The modelling evaluates “carbon leakage” under six policy options for dealing with trade-exposed industries:
- full border adjustment (BA full) - roughly equivalent to a consumption base;
- BA import (border adjustment only for imports);
- BA direct (adjustment of exports and imports but only for direct emissions);
- BA EU average (adjustment for imports based on the EU emissions average);
- BA import direct; and
- full auction of permits using a production-based model.
The first five of these options are more or less comprehensive versions of the consumption-based carbon tax identified as option 4 by the Senate Select Committee. The sixth option is a particular variant of a production-based approach - a “pure” emissions trading scheme.
For cement, steel and aluminium, the first option, BA full, (closest to a consumption-based carbon tax) delivers the lowest “carbon leakage”. The sixth option (full auction of permits to producers) generates the highest “carbon leakage”.
Climate Strategies has been transparent, releasing a draft report for comment. If its modelling is correct, policy effectiveness (minimising “carbon leakage”) favours a consumption-based model (BA full) over production-based auctioning. Minimising “carbon leakage” should minimise job losses (and costs) too.
There is resonance between the Treasury statement cited above, the Climate Strategies report, and the in-principle merit of consumption-based policy because it’s trade competitiveness-neutral.
Would Treasury modelling produce a similar finding for Australia?

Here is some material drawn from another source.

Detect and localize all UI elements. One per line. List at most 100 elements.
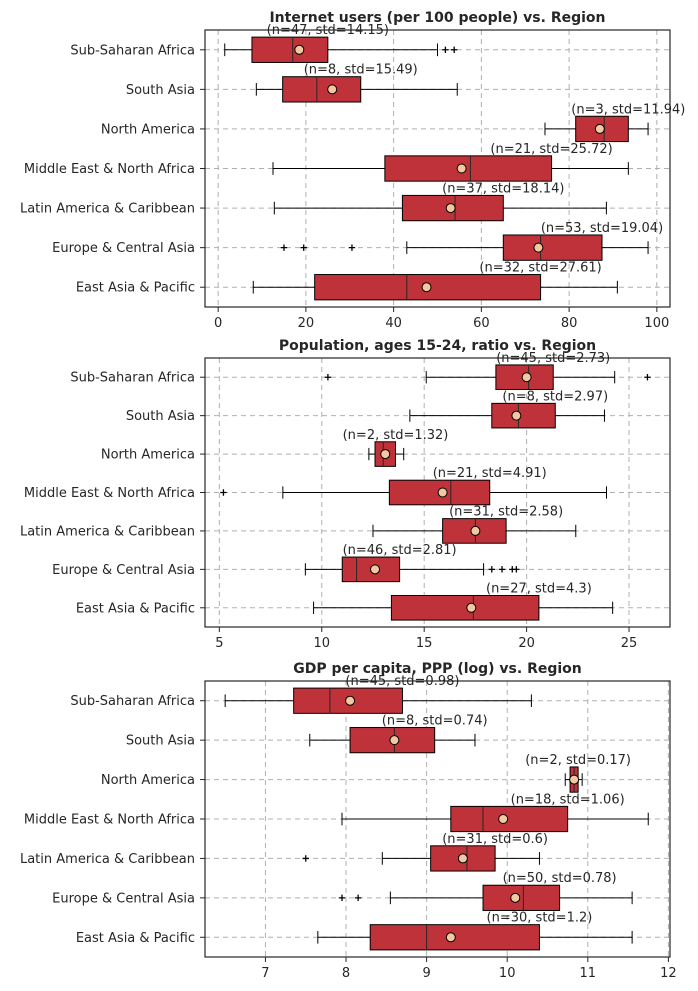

Meanwhile, Nicholas Stern recently agreed with Gao Li, China’s Climate Change Department Director, who earlier this year said:
… about 15% to 25% of China’s emissions come from the products which we make for the world. … This share of emissions should be taken by the consumers, not the producers.
China’s approach delivers a consumption-based policy. Stern and China support this policy model because it’s fair. Crucially, it’s got another huge benefit. It removes loss of trade competitiveness and “carbon leakage” as a reason not to act.
A consumption-based model delivers Ross Garnaut’s desired “principled approach to the trade-exposed sector”, avoiding the morass of “special deals” and “rent-seeking” activity the CPRS has generated.
The CPRS is “the GST from hell”, delivering negative protection. Why should any country unilaterally tax its exports and effectively subsidise its imports, for no global emissions reduction?